Indonesia was hit by a record 12.9 million cyberattacks last year, according to official data, and experts agree that such attacks will increase in 2019 as businesses and other institutions go through a process of digital transformation.
“Cyberattacks grow by an average 15 percent every year,” Sulistyo, director of threat detection at the Cyber Body and National Encryption Agency (BSSN), said in Jakarta recently.
The agency found that last year’s cyberattacks varied from phishing to denial of service (DoS), but the bulk of them were from malware – a contraction of ‘malicious software’ – at 3.9 percent or more than 500,000 cases.
Indonesia’s most notorious malware attack to date was that using the WannaCry malware, which infected dozens of computers at the Harapan Kita and Dharmais hospitals in Jakarta for two days in May 2017.
The attack rendered much of patients’ online information inaccessible to hospital staff.
Such cyberattacks cause direct and indirect losses of up to US$6.7 million for large companies and $33,500 for mid-sized companies in Indonesia, according to a Frost & Sullivan study released last year.
Media commentators said the hospital attacks were unsurprising, as companies in the healthcare, finance, hospitality, retail (particularly e-commerce) and aviation industries were among those most prone to attacks.
“We’re looking at companies that collect large amounts of personal customer data and risk suffering significant losses if their systems go offline,” said Andrew Mahony, regional director for commercial risk solutions at Aon Asia.
Aon, a global business consultancy, recently released its 2019 Cyber Security Risk report that includes an eight-point risk paradigm to evaluate a company’s cybersecurity: technology, internet-of-things (IoT), supply chain, business operations, mergers and acquisitions, regulations, board of directors and employees.
Employees, the report notes, remain the most common cause of data breaches through either reckless or malicious acts.
The report’s essential message is that cyberattacks are inevitable and thus, companies should invest in both preventative and remedial security measures to lessen and minimize successful attacks.

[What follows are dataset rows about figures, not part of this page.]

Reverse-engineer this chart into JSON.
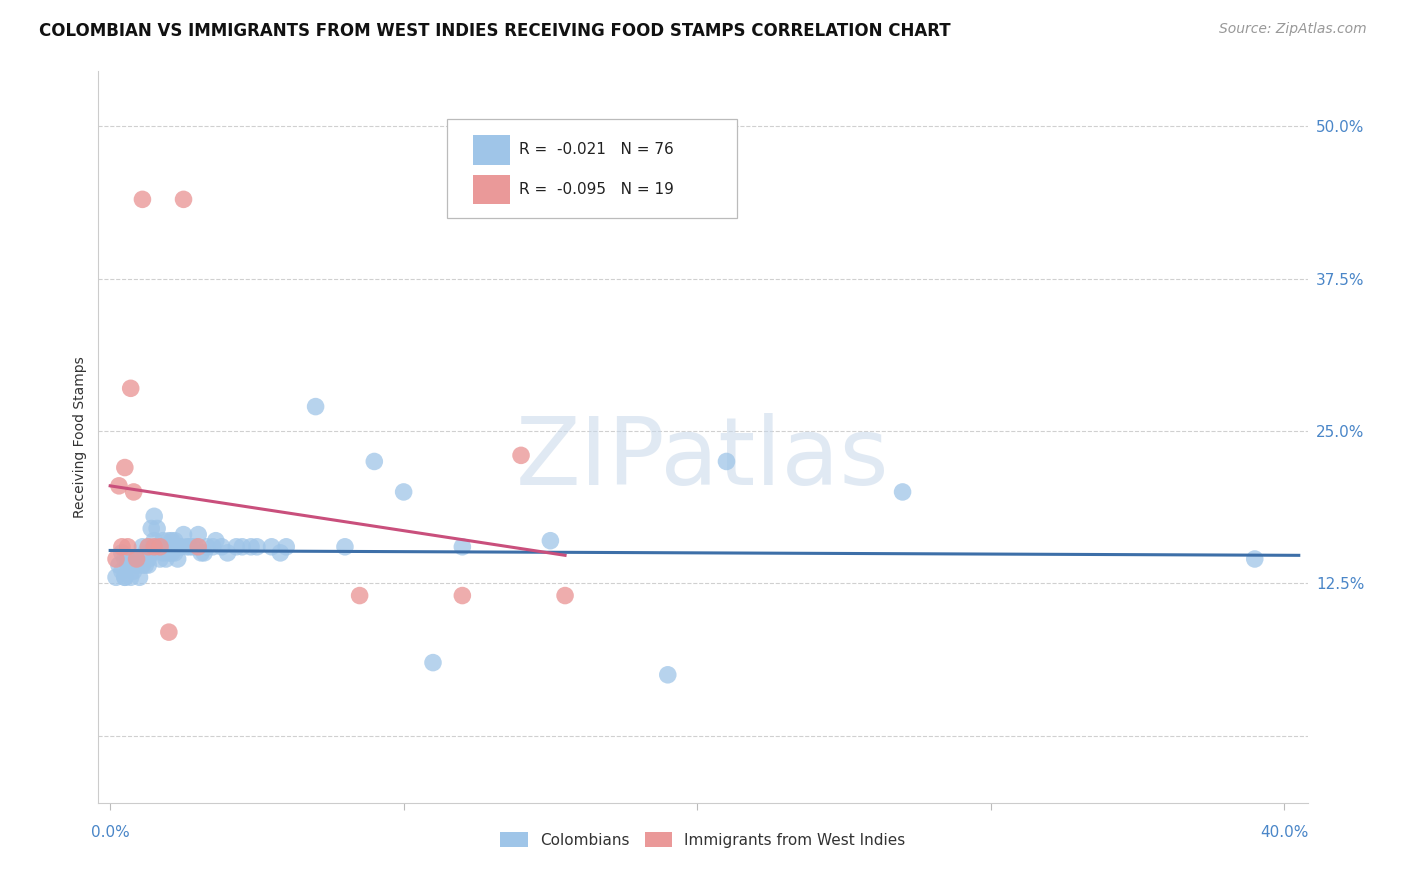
{
  "title": "COLOMBIAN VS IMMIGRANTS FROM WEST INDIES RECEIVING FOOD STAMPS CORRELATION CHART",
  "source": "Source: ZipAtlas.com",
  "ylabel": "Receiving Food Stamps",
  "yticks": [
    0.0,
    0.125,
    0.25,
    0.375,
    0.5
  ],
  "ytick_labels": [
    "",
    "12.5%",
    "25.0%",
    "37.5%",
    "50.0%"
  ],
  "xlim": [
    -0.004,
    0.408
  ],
  "ylim": [
    -0.055,
    0.545
  ],
  "watermark": "ZIPatlas",
  "legend_r_blue": "-0.021",
  "legend_n_blue": "76",
  "legend_r_pink": "-0.095",
  "legend_n_pink": "19",
  "blue_color": "#9fc5e8",
  "pink_color": "#ea9999",
  "line_blue_color": "#3d6fa8",
  "line_pink_color": "#c94f7c",
  "blue_scatter_x": [
    0.002,
    0.003,
    0.004,
    0.004,
    0.005,
    0.005,
    0.005,
    0.006,
    0.006,
    0.007,
    0.007,
    0.008,
    0.008,
    0.009,
    0.009,
    0.01,
    0.01,
    0.011,
    0.011,
    0.012,
    0.012,
    0.013,
    0.013,
    0.013,
    0.014,
    0.014,
    0.015,
    0.015,
    0.016,
    0.016,
    0.017,
    0.017,
    0.018,
    0.018,
    0.019,
    0.019,
    0.02,
    0.02,
    0.021,
    0.021,
    0.022,
    0.022,
    0.023,
    0.023,
    0.024,
    0.025,
    0.026,
    0.027,
    0.028,
    0.029,
    0.03,
    0.031,
    0.032,
    0.033,
    0.035,
    0.036,
    0.038,
    0.04,
    0.043,
    0.045,
    0.048,
    0.05,
    0.055,
    0.058,
    0.06,
    0.07,
    0.08,
    0.09,
    0.1,
    0.11,
    0.12,
    0.15,
    0.19,
    0.21,
    0.27,
    0.39
  ],
  "blue_scatter_y": [
    0.13,
    0.14,
    0.135,
    0.15,
    0.13,
    0.145,
    0.13,
    0.145,
    0.14,
    0.145,
    0.13,
    0.135,
    0.145,
    0.14,
    0.14,
    0.145,
    0.13,
    0.14,
    0.155,
    0.15,
    0.14,
    0.155,
    0.145,
    0.14,
    0.15,
    0.17,
    0.18,
    0.16,
    0.17,
    0.155,
    0.155,
    0.145,
    0.16,
    0.15,
    0.155,
    0.145,
    0.16,
    0.15,
    0.16,
    0.15,
    0.16,
    0.15,
    0.155,
    0.145,
    0.155,
    0.165,
    0.155,
    0.155,
    0.155,
    0.155,
    0.165,
    0.15,
    0.15,
    0.155,
    0.155,
    0.16,
    0.155,
    0.15,
    0.155,
    0.155,
    0.155,
    0.155,
    0.155,
    0.15,
    0.155,
    0.27,
    0.155,
    0.225,
    0.2,
    0.06,
    0.155,
    0.16,
    0.05,
    0.225,
    0.2,
    0.145
  ],
  "pink_scatter_x": [
    0.002,
    0.003,
    0.004,
    0.005,
    0.006,
    0.007,
    0.008,
    0.009,
    0.011,
    0.013,
    0.015,
    0.017,
    0.02,
    0.025,
    0.03,
    0.085,
    0.12,
    0.14,
    0.155
  ],
  "pink_scatter_y": [
    0.145,
    0.205,
    0.155,
    0.22,
    0.155,
    0.285,
    0.2,
    0.145,
    0.44,
    0.155,
    0.155,
    0.155,
    0.085,
    0.44,
    0.155,
    0.115,
    0.115,
    0.23,
    0.115
  ],
  "blue_line_x0": 0.0,
  "blue_line_x1": 0.405,
  "blue_line_y0": 0.152,
  "blue_line_y1": 0.148,
  "pink_line_x0": 0.0,
  "pink_line_x1": 0.155,
  "pink_line_y0": 0.205,
  "pink_line_y1": 0.148,
  "grid_color": "#d0d0d0",
  "background_color": "#ffffff",
  "title_fontsize": 12,
  "axis_label_fontsize": 10,
  "tick_fontsize": 11,
  "source_fontsize": 10
}
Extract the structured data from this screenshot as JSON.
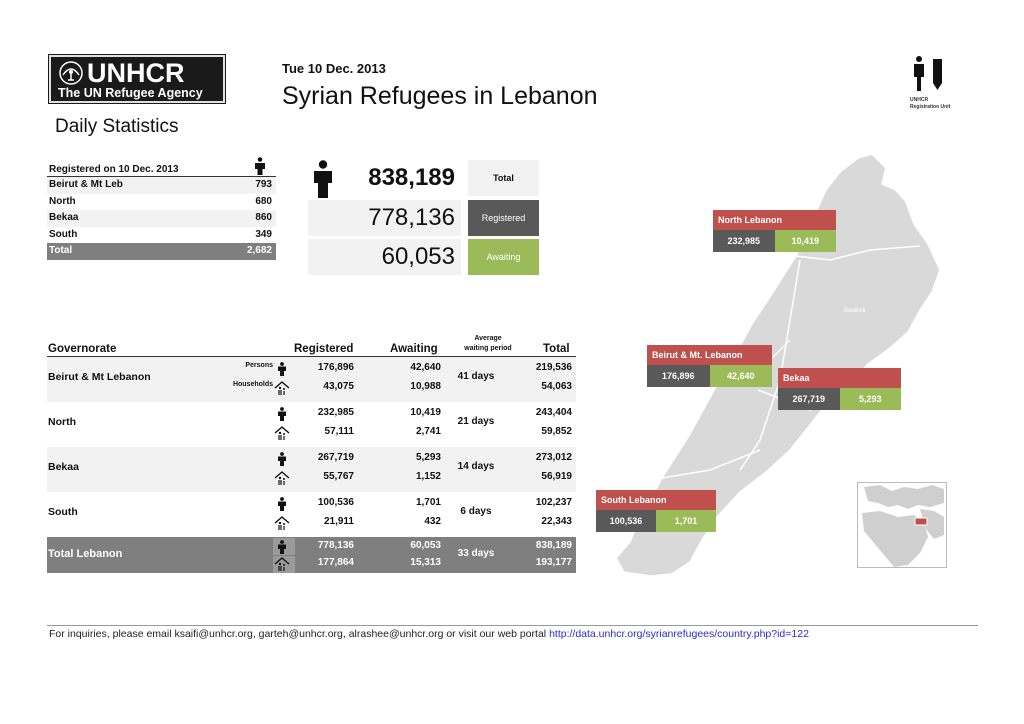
{
  "header": {
    "logo_name": "UNHCR",
    "logo_tagline": "The UN Refugee Agency",
    "date": "Tue 10 Dec. 2013",
    "title": "Syrian Refugees in Lebanon",
    "subtitle": "Daily Statistics",
    "reg_unit_line1": "UNHCR",
    "reg_unit_line2": "Registration Unit"
  },
  "daily": {
    "header": "Registered on 10 Dec. 2013",
    "rows": [
      {
        "label": "Beirut & Mt Leb",
        "value": "793"
      },
      {
        "label": "North",
        "value": "680"
      },
      {
        "label": "Bekaa",
        "value": "860"
      },
      {
        "label": "South",
        "value": "349"
      }
    ],
    "total_label": "Total",
    "total_value": "2,682"
  },
  "summary": {
    "total_value": "838,189",
    "total_label": "Total",
    "registered_value": "778,136",
    "registered_label": "Registered",
    "awaiting_value": "60,053",
    "awaiting_label": "Awaiting"
  },
  "table": {
    "col_governorate": "Governorate",
    "col_registered": "Registered",
    "col_awaiting": "Awaiting",
    "col_avg_line1": "Average",
    "col_avg_line2": "waiting period",
    "col_total": "Total",
    "persons_label": "Persons",
    "households_label": "Households",
    "rows": [
      {
        "name": "Beirut & Mt Lebanon",
        "reg_p": "176,896",
        "reg_h": "43,075",
        "awt_p": "42,640",
        "awt_h": "10,988",
        "days": "41 days",
        "tot_p": "219,536",
        "tot_h": "54,063"
      },
      {
        "name": "North",
        "reg_p": "232,985",
        "reg_h": "57,111",
        "awt_p": "10,419",
        "awt_h": "2,741",
        "days": "21 days",
        "tot_p": "243,404",
        "tot_h": "59,852"
      },
      {
        "name": "Bekaa",
        "reg_p": "267,719",
        "reg_h": "55,767",
        "awt_p": "5,293",
        "awt_h": "1,152",
        "days": "14 days",
        "tot_p": "273,012",
        "tot_h": "56,919"
      },
      {
        "name": "South",
        "reg_p": "100,536",
        "reg_h": "21,911",
        "awt_p": "1,701",
        "awt_h": "432",
        "days": "6 days",
        "tot_p": "102,237",
        "tot_h": "22,343"
      }
    ],
    "total": {
      "name": "Total Lebanon",
      "reg_p": "778,136",
      "reg_h": "177,864",
      "awt_p": "60,053",
      "awt_h": "15,313",
      "days": "33 days",
      "tot_p": "838,189",
      "tot_h": "193,177"
    }
  },
  "map": {
    "city_label": "Baalbek",
    "callouts": [
      {
        "name": "North Lebanon",
        "registered": "232,985",
        "awaiting": "10,419"
      },
      {
        "name": "Beirut & Mt. Lebanon",
        "registered": "176,896",
        "awaiting": "42,640"
      },
      {
        "name": "Bekaa",
        "registered": "267,719",
        "awaiting": "5,293"
      },
      {
        "name": "South Lebanon",
        "registered": "100,536",
        "awaiting": "1,701"
      }
    ]
  },
  "footer": {
    "text": "For inquiries, please email ksaifi@unhcr.org, garteh@unhcr.org, alrashee@unhcr.org or visit our web portal ",
    "url": "http://data.unhcr.org/syrianrefugees/country.php?id=122"
  },
  "colors": {
    "registered": "#595959",
    "awaiting": "#9bbb59",
    "callout_header": "#c0504d",
    "total_row": "#7f7f7f"
  }
}
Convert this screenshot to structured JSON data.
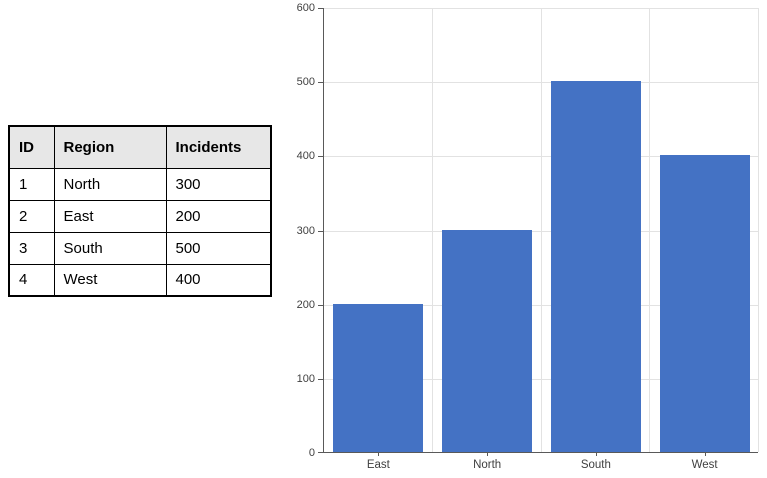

"In 2019, the greatest challenge organizations will face is simply keeping up with and staying informed about the evolving cyber risk landscape," says the report.
Three other pieces of insight from the report are: Hackers frequently attack during an acquisition period; data protection regulations favor holding breached companies responsible even if third-party vendors are at fault; and cloud computing is intensifying shadow IT activity, whereby a company’s employees adopt certain technologies without informing the IT department.
In Indonesia’s case, Mahony pointed out that the IoT factor was of particular concern because of the country’s high smartphone penetration rate at 98 percent of all internet users.
“Indonesia will see waves of vulnerabilities and exploits directed at smartphones instead of traditional desktop computers,” he said.
Dony Koesmandarin, territory channel manager of Kaspersky Indonesia, also predicted that smartphones would become soft targets for cyberattacks this year.
Mahony’s advice for companies was to catalog their existing IT systems with an emphasis on the distribution of administrative privileges, then hire a professional hacker to run a risk assessment as the basis for a cybersecurity roadmap.
In terms of budgeting, research firm Gartner found that cybersecurity spending averaged 5.6 percent of a company’s IT budget in 2016 but may range from 1 percent to 13 percent depending on individual businesses.
Soegiharto Santoso, chairman of the Indonesian ICT Business Association (APTIKNAS), concurred on the urgency of cybersecurity measures, saying it was due to a lack of awareness on corporate security and individual data privacy.
He listed ten pressing cyberattack concerns for this year: man-in-the-middle, drive-by, structured query language (SQL) injection, cross-site scripting, eavesdropping, birthday (cryptographic) attacks, password attacks and the three types mentioned by the BSSN.
“Companies need to consider appointing a specialized cybersecurity officer and educating their users on personal data privacy,” he said.